Customer Experience

What did your customer experience?


In any type of retail outside of commodity the customer experience must be king.

In today’s world, if you had any doubt then take a quick look at the vacant shops in your local high street.

The retail world is morphing into three basic models. The first model is the commoditised transactional retail: supermarkets, big-box category killers (think Bunnings or Officeworks), and value driven discount and bulk stores with the proposition “we have it all and it’s cheap".

The second model is the on-line retailer: Amazon, iTunes and any number of segment-specific sites with the proposition being “we can get almost anything to you quickly and at the best price and you don’t need to leave your desk".

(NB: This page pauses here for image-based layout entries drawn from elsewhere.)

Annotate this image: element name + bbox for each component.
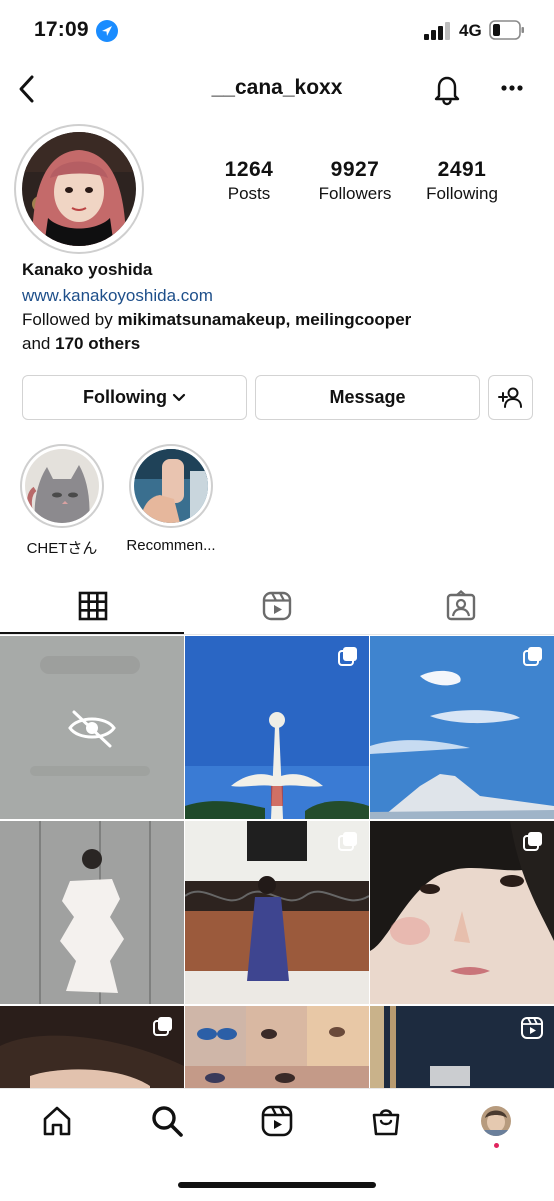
multiple-photos-icon (338, 647, 357, 666)
post-white-dress[interactable] (0, 821, 184, 1004)
highlight-recommend[interactable] (134, 449, 208, 523)
active-tab-indicator (0, 632, 184, 634)
followed-by-others[interactable]: 170 others (55, 334, 140, 353)
status-time: 17:09 (34, 18, 89, 41)
network-type: 4G (459, 21, 482, 40)
tagged-tab-icon[interactable] (445, 590, 477, 622)
home-indicator[interactable] (178, 1182, 376, 1188)
message-button-label: Message (329, 387, 406, 407)
profile-avatar[interactable] (22, 132, 136, 246)
add-person-icon (497, 387, 522, 408)
highlight-label-recommend: Recommen... (126, 537, 216, 554)
following-button[interactable]: Following (22, 375, 247, 420)
suggested-users-button[interactable] (488, 375, 533, 420)
multiple-photos-icon (153, 1017, 172, 1036)
notification-dot (494, 1143, 499, 1148)
post-face-portrait[interactable] (370, 821, 554, 1004)
profile-nav-avatar[interactable] (481, 1106, 511, 1136)
shop-icon[interactable] (369, 1104, 403, 1138)
reels-tab-icon[interactable] (261, 590, 293, 622)
multiple-photos-icon (338, 832, 357, 851)
followed-by-and: and (22, 334, 51, 353)
following-label: Following (426, 184, 498, 203)
highlight-chet[interactable] (25, 449, 99, 523)
followers-count: 9927 (330, 158, 380, 181)
cellular-signal-icon (424, 22, 450, 40)
followed-by-users[interactable]: mikimatsunamakeup, meilingcooper (117, 310, 411, 329)
post-mount-fuji[interactable] (370, 636, 554, 819)
multiple-photos-icon (523, 647, 542, 666)
followed-by-prefix: Followed by (22, 310, 113, 329)
stat-posts[interactable]: 1264 Posts (194, 158, 304, 204)
message-button[interactable]: Message (255, 375, 480, 420)
stat-following[interactable]: 2491 Following (407, 158, 517, 204)
stat-followers[interactable]: 9927 Followers (300, 158, 410, 204)
chevron-down-icon (172, 393, 186, 401)
search-icon[interactable] (150, 1104, 184, 1138)
followed-by-others-line[interactable]: and 170 others (22, 334, 140, 354)
multiple-photos-icon (523, 832, 542, 851)
battery-icon (489, 20, 524, 40)
notification-bell-icon[interactable] (430, 72, 464, 106)
tab-divider (0, 634, 554, 635)
profile-website-link[interactable]: www.kanakoyoshida.com (22, 286, 213, 306)
posts-count: 1264 (224, 158, 274, 181)
followed-by-line[interactable]: Followed by mikimatsunamakeup, meilingco… (22, 310, 411, 330)
highlight-label-chet: CHETさん (26, 540, 98, 557)
reel-icon (521, 1017, 543, 1039)
more-options-icon[interactable] (497, 76, 527, 100)
profile-full-name: Kanako yoshida (22, 260, 153, 279)
following-count: 2491 (437, 158, 487, 181)
followers-label: Followers (318, 184, 392, 203)
home-icon[interactable] (40, 1104, 74, 1138)
post-tower-of-sun[interactable] (185, 636, 369, 819)
reels-icon[interactable] (260, 1104, 294, 1138)
location-arrow-icon (96, 20, 118, 42)
post-hidden[interactable] (0, 636, 184, 819)
profile-username: __cana_koxx (211, 76, 343, 99)
following-button-label: Following (83, 387, 167, 407)
post-balcony[interactable] (185, 821, 369, 1004)
posts-label: Posts (227, 184, 271, 203)
grid-icon[interactable] (77, 590, 109, 622)
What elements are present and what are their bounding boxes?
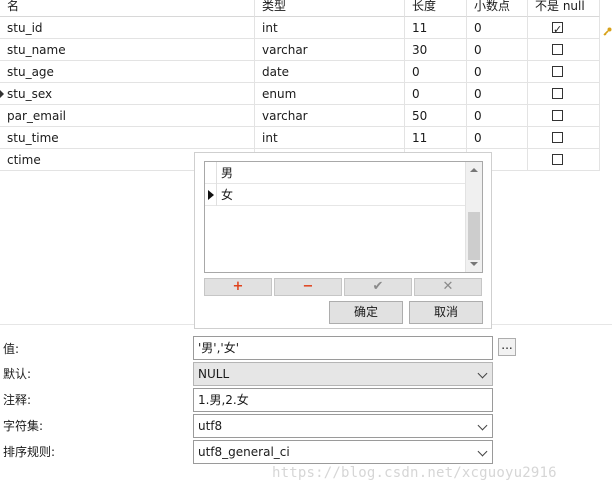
field-name-cell[interactable]: par_email — [0, 105, 255, 127]
collation-label: 排序规则: — [3, 445, 56, 459]
charset-select[interactable]: utf8 — [193, 414, 493, 438]
not-null-checkbox[interactable] — [552, 110, 563, 121]
charset-select-value: utf8 — [198, 419, 223, 433]
not-null-cell — [528, 39, 600, 61]
field-length-cell[interactable]: 50 — [405, 105, 467, 127]
field-length-cell[interactable]: 0 — [405, 83, 467, 105]
scroll-up-icon[interactable] — [470, 168, 478, 172]
not-null-cell — [528, 127, 600, 149]
default-select[interactable]: NULL — [193, 362, 493, 386]
field-type-cell[interactable]: varchar — [255, 39, 405, 61]
field-decimals-cell[interactable]: 0 — [467, 17, 528, 39]
list-item[interactable]: 女 — [205, 184, 465, 206]
not-null-checkbox[interactable] — [552, 44, 563, 55]
list-item-label: 女 — [221, 188, 234, 202]
field-length-cell[interactable]: 30 — [405, 39, 467, 61]
confirm-edit-button[interactable]: ✔ — [344, 278, 412, 296]
table-row[interactable]: stu_time int 11 0 — [0, 127, 612, 149]
not-null-cell — [528, 83, 600, 105]
field-type-cell[interactable]: int — [255, 17, 405, 39]
header-not-null[interactable]: 不是 null — [528, 0, 600, 17]
field-name-cell[interactable]: stu_id — [0, 17, 255, 39]
field-type-cell[interactable]: varchar — [255, 105, 405, 127]
vertical-scrollbar[interactable] — [465, 162, 482, 272]
scroll-down-icon[interactable] — [470, 262, 478, 266]
header-type[interactable]: 类型 — [255, 0, 405, 17]
field-length-cell[interactable]: 11 — [405, 17, 467, 39]
enum-values-list[interactable]: 男 女 — [204, 161, 483, 273]
table-row[interactable]: par_email varchar 50 0 — [0, 105, 612, 127]
header-name[interactable]: 名 — [0, 0, 255, 17]
cancel-button[interactable]: 取消 — [409, 301, 483, 324]
ok-button[interactable]: 确定 — [329, 301, 403, 324]
collation-select[interactable]: utf8_general_ci — [193, 440, 493, 464]
field-type-cell[interactable]: enum — [255, 83, 405, 105]
field-length-cell[interactable]: 0 — [405, 61, 467, 83]
table-row[interactable]: stu_id int 11 0 — [0, 17, 612, 39]
field-decimals-cell[interactable]: 0 — [467, 105, 528, 127]
field-name-cell[interactable]: stu_sex — [0, 83, 255, 105]
default-label: 默认: — [3, 367, 32, 381]
default-select-value: NULL — [198, 367, 230, 381]
table-row[interactable]: stu_sex enum 0 0 — [0, 83, 612, 105]
field-type-cell[interactable]: date — [255, 61, 405, 83]
current-row-pointer-icon — [208, 190, 214, 200]
field-type-cell[interactable]: int — [255, 127, 405, 149]
collation-select-value: utf8_general_ci — [198, 445, 290, 459]
field-decimals-cell[interactable]: 0 — [467, 61, 528, 83]
field-decimals-cell[interactable]: 0 — [467, 83, 528, 105]
not-null-checkbox[interactable] — [552, 88, 563, 99]
not-null-checkbox[interactable] — [552, 66, 563, 77]
table-header: 名 类型 长度 小数点 不是 null — [0, 0, 612, 17]
chevron-down-icon — [477, 368, 488, 379]
field-name-cell[interactable]: stu_time — [0, 127, 255, 149]
field-name-cell[interactable]: stu_age — [0, 61, 255, 83]
field-length-cell[interactable]: 11 — [405, 127, 467, 149]
scroll-thumb[interactable] — [468, 212, 480, 260]
value-input[interactable]: '男','女' — [193, 336, 493, 360]
header-length[interactable]: 长度 — [405, 0, 467, 17]
edit-values-button[interactable]: ... — [498, 338, 516, 356]
remove-value-button[interactable]: − — [274, 278, 342, 296]
value-label: 值: — [3, 342, 20, 356]
row-marker — [205, 184, 217, 206]
field-decimals-cell[interactable]: 0 — [467, 39, 528, 61]
cancel-edit-button[interactable]: ✕ — [414, 278, 482, 296]
not-null-cell — [528, 17, 600, 39]
field-decimals-cell[interactable]: 0 — [467, 127, 528, 149]
add-value-button[interactable]: + — [204, 278, 272, 296]
key-icon — [603, 27, 612, 36]
field-name-cell[interactable]: stu_name — [0, 39, 255, 61]
chevron-down-icon — [477, 446, 488, 457]
not-null-checkbox[interactable] — [552, 154, 563, 165]
chevron-down-icon — [477, 420, 488, 431]
table-row[interactable]: stu_age date 0 0 — [0, 61, 612, 83]
header-decimals[interactable]: 小数点 — [467, 0, 528, 17]
row-marker — [205, 162, 217, 184]
enum-values-popup: 男 女 + − ✔ ✕ 确定 取消 — [194, 152, 492, 329]
comment-input[interactable]: 1.男,2.女 — [193, 388, 493, 412]
charset-label: 字符集: — [3, 419, 44, 433]
list-item[interactable]: 男 — [205, 162, 465, 184]
not-null-cell — [528, 149, 600, 171]
list-item-label: 男 — [221, 166, 234, 180]
not-null-checkbox[interactable] — [552, 19, 563, 38]
not-null-cell — [528, 105, 600, 127]
not-null-checkbox[interactable] — [552, 132, 563, 143]
comment-label: 注释: — [3, 393, 32, 407]
not-null-cell — [528, 61, 600, 83]
watermark: https://blog.csdn.net/xcguoyu2916 — [272, 465, 557, 481]
table-row[interactable]: stu_name varchar 30 0 — [0, 39, 612, 61]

And then there is the third model – the experiential retail outlet. This sector covers where you want to go to physically experience the service or product i.e. restaurants, vanity services (hairdresser, spa, beautician) and entertainment (cinema, live music). Increasingly, luxury brands are creating icon stores with the intention of immersing the customer in the brand values (think Apple, Bose, B&O, Montblanc, Bally, Louis Vuitton).

The inevitable impact of the shift to three dominant retail models is squeezing the margins of businesses occupying the middle ground of general retailing.

The impact of this trend is being felt in the far broader retail space as well.

Even in areas such as automotive retail (where traditionally physical attendance and interaction with sales and service staff is necessary), greater customer use of on-line research means minimising the physical interaction.

If retail outlets allow their customers to become increasingly distant they will eventually be unable to keep them.

For any premium product retailer the answer has to be a total customer experience that provides a compelling case for customer loyalty.

Recently the Cadillac dealers in the USA were sent to a three-day Disney “boot-camp” where they learned from Disney about the effort Disney employees invest to ensure that the Disney experience is one that gets customers coming back time and again.

One of the simplest techniques is to advertise a theme park opening time of 9.00am yet to open their doors, every day, at least 5 minutes early. Disney says “this is a nice surprise for customers who have arrived early and are waiting at the doors. We want to get them off to a good start.”

What a remarkably simple customer-centric action. This is both easy to achieve and sets up a positive initial impression. Take this philosophy to every aspect of the customer interaction and watch the loyalty and recommendations grow.

In a world of instant internet access, the “show” is the one experience you can’t deliver on-line.